A fast and automated approach for urban CFD simulations: integration with meteorological predictions and its application to drone flights
Marcos Suárez-Vázquez, Sylvana Varela Ballesta, Alberto Otero-Cacho, Alberto P. Muñuzuri, Jorge Mira
TL;DR
The paper addresses the challenge of rapid, accurate urban wind simulations by automating geometry reconstruction from LiDAR and cadastral data and integrating meteorological predictions into CFD. It combines an automated workflow with a wind-tunnel–style drone evaluation to reduce computation time while preserving fidelity, and validates the approach against ground-truth meteorological data. Key findings include very high concordance with observations using corrected OpenMeteo inputs (e.g., $ρ_c$ for wind direction ≈ 0.985 and wind speed ≈ 0.853) and strong agreement across multiple weather services, with OpenMeteo typically performing best. The decoupled wind-tunnel method yields comparable drone-load results to full-city simulations but with orders of magnitude lower computation time, enabling practical UAV planning and urban management insights.
Abstract
In past years, several studies have proposed new methods and applications for urban wind simulations. In this article, we present a fast and automatic methodology for reconstructing airflows within urban environments using LiDAR and cadastral data coupled with Computational Fluid Dynamics (CFD) simulations. Our approach integrates meteorological predictions with computational techniques to simulate the complex interactions between wind currents, buildings, vegetation, water zones and terrain morphology within urban environments. Accurate boundary conditions based on meteorological predictions are introduced into a coupled methodology that directly creates the terrain shape inside the simulation environment, simplifying the geometry creation process, which is one of the most prevalent problems in CFD urban simulations.

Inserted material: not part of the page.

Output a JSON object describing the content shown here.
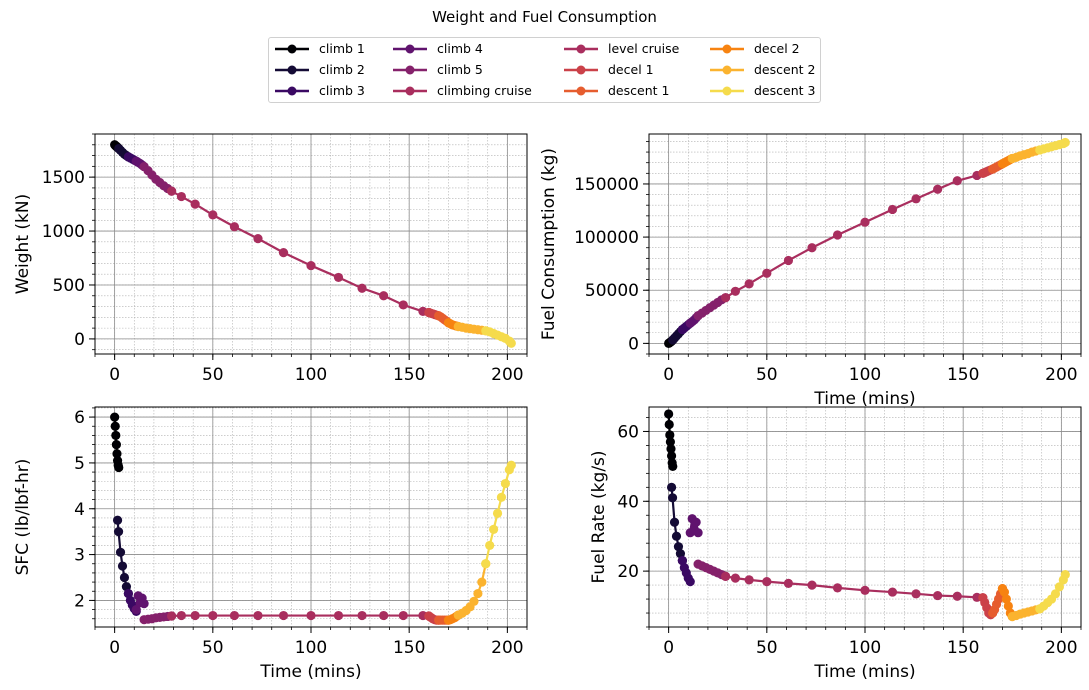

The simulation results are confronted against ground-truth real data obtained from a meteorological station, showing strong agreement with the outcomes generated by the proposed CFD model, with a concordance correlation coefficient up to $ρ_c = 0.985$ for the wind direction and $ρ_c = 0.853$ for the wind speed. The results from these simulations are then used for validating a wind tunnel approach that mimics the interaction between a moving drone and the extracted wind currents, demonstrating a great improvement in computation times when compared to the most straightforward approach that consists in embedding the drone within the full urban landscape. This research contributes to the advancement of urban CFD modeling, and it has significant implications for various applications, providing valuable insights for urban development.